SOUTH KINGSTOWN – A $226,942 grant is aiding research being conducted by Gretchen Macht, a University of Rhode Island assistant professor of mechanical, industrial and systems engineering, and students to alleviate delays in the state’s voting system.
“Every election is unique, making it difficult to plan for the next one,” Macht said, in a statement. “There are many factors to consider, such as the growth in population, challenges in security, the limited space at some precincts and the possibility that a scanner could jam.”
The project, entitled RI VOTES, which stands for Rhode Island Voter Operations and Election Systems, aims to streamline the Rhode Island voting process by eliminating long delays at local polling stations. Targeted locations – where two-hour wait times were reported – include East Providence, Jamestown, Pawtucket, Providence and Warren.
Per the Presidential Commission on Elections Administration, voters should not have to wait more than 30 minutes to cast their ballots.
Secretary of State Nellie M. Gorbea convened a task force in February 2017 to investigate the cause of the delays and reached out to URI’s College of Engineering for help finding a solution.
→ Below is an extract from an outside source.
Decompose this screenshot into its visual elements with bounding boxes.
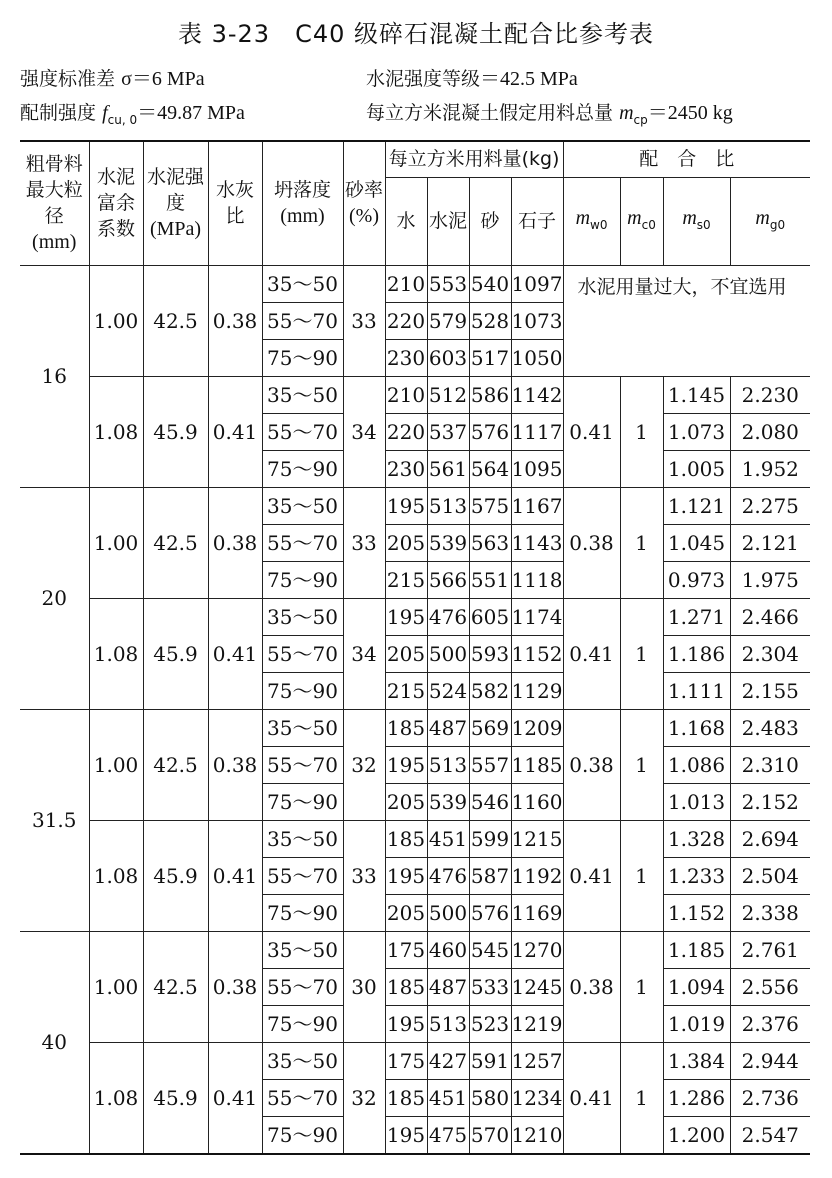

Simulation software engineered by Simio LLC was donated to the project so Macht and the students could create digital 3D renderings of each polling station – those with delays and those without – to better understand the unique characteristics of each and what can be done to avoid future backups.
“By using voting data from the 2016 election precincts where everything ran smoothly, we are able to create a baseline trend and compare that to the locations where there were delays,” Macht said in prepared remarks.
RI VOTES’ grant was funded by the Rhode Island Board of Elections, the Secretary of State’s office, the URI College of Engineering, and a private foundation known as The Democracy Fund.
The project will conclude in June 2019.